Une paire de pantoufles rouge rubis du film classique « Le Magicien d’Oz » a été vendue aux enchères aux États-Unis pour 28 millions de dollars américains (environ 26 490 800 euros).
Les chaussures rouges de Dorothy Gayle
Les célèbres chaussures ont été vendues le 7 décembre par l’intermédiaire de la maison de ventes américaine Heritage Auctions. Judy Garland, qui incarnait Dorothy Gayle dans le film de 1939, portait ces escarpins à paillettes devant la caméra. Selon la BBC, les chaussures sont l’une des quatre paires survivantes du film qui existent encore.
Les escarpins rouges apparaissent dans cette scène :
Montant des ventes record
Les pantoufles du Magicien d’Oz ont même établi un record. Selon le commissaire-priseur, aucun souvenir de cinéma ne s’est jamais vendu à un prix aussi élevé. Finalement, une robe blanche a pris la première place. Marilyn Monroe portait cela dans « 7 ans de réflexion » alors qu’elle se tenait sur une grille de métro alors qu’une rafale de vent soulevait sa jupe. La célèbre robe a été vendue aux enchères pour 5,52 millions de dollars américains (équivalent à 5 220 816 euros).

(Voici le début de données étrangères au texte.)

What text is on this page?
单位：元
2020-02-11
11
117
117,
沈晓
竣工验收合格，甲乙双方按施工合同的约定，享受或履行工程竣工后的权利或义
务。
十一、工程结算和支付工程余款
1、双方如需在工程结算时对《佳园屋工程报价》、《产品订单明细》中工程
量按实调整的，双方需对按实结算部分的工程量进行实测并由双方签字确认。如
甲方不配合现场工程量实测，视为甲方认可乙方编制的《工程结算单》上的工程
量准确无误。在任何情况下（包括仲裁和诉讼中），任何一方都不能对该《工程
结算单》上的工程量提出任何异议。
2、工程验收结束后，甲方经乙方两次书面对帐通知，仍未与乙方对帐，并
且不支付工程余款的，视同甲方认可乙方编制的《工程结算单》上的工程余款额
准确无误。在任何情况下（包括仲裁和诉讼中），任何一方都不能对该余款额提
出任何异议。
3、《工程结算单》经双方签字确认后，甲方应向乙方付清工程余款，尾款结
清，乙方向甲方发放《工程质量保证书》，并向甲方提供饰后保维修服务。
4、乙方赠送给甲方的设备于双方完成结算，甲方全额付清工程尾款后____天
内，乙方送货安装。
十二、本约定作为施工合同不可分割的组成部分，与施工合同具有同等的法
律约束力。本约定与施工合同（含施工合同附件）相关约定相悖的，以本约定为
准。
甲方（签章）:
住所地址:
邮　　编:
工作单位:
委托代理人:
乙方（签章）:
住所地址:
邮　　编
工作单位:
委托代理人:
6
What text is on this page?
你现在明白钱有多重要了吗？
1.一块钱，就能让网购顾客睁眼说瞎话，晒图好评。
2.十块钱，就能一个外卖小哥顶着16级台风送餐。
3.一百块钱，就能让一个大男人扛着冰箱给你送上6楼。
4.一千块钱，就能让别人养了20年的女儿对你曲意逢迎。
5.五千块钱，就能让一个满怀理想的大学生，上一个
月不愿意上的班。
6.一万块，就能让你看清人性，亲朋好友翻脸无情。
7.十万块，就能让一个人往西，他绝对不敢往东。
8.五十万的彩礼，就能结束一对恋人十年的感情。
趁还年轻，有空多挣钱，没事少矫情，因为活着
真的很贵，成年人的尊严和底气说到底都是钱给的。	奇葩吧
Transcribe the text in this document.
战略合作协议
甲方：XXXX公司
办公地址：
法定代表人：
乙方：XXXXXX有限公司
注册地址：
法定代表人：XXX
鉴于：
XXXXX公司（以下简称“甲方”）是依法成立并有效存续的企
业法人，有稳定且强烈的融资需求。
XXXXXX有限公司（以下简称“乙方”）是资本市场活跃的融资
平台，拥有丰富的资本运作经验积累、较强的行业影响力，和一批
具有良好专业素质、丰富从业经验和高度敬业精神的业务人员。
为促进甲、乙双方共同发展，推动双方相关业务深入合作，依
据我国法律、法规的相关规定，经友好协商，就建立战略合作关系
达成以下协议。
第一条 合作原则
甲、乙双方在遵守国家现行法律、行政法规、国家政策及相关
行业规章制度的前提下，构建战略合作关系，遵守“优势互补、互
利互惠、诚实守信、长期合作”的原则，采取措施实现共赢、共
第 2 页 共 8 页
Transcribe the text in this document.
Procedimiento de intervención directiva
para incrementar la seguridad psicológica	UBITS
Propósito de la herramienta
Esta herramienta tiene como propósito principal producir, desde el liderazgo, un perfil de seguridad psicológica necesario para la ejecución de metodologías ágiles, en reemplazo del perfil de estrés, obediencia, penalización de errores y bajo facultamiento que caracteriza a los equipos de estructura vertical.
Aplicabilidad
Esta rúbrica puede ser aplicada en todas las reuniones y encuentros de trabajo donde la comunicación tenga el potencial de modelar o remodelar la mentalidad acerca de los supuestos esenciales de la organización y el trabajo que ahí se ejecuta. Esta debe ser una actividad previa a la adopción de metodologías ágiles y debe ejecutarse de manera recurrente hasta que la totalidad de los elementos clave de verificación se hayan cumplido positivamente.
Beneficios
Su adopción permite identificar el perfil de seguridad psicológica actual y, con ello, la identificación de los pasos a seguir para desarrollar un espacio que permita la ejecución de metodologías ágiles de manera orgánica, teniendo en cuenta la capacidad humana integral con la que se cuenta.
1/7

Les pantoufles rouges ont déjà été volées
Les coups de pied distinctifs semblaient si recherchés qu’ils ont été volés au musée Judy Garland à Grand Rapids, Minnesota en 2005. Le voleur a utilisé un marteau pour briser la vitrine en verre dans laquelle se trouvaient les chaussures et les a volées. Il aurait pensé que les chaussures étaient serties de véritables pierres précieuses. Mais rien ne s’est passé : après que l’agresseur ait appris que les prétendus rubis n’étaient que du verre, il a essayé de s’en débarrasser. 13 ans plus tard, le FBI l’a retrouvée grâce à une information anonyme. En 2023, le voleur, alors âgé de plus de 70 ans, a plaidé coupable. Mais sa mauvaise santé l’a empêché d’aller en prison.
Dans le film, Dorothy Gayle doit claquer trois fois les talons de ses pantoufles rouges et penser : « Il n’y a nulle part comme chez soi » pour rentrer chez elle. « Le Magicien d’Oz » a été l’un des premiers films produits en Technicolor.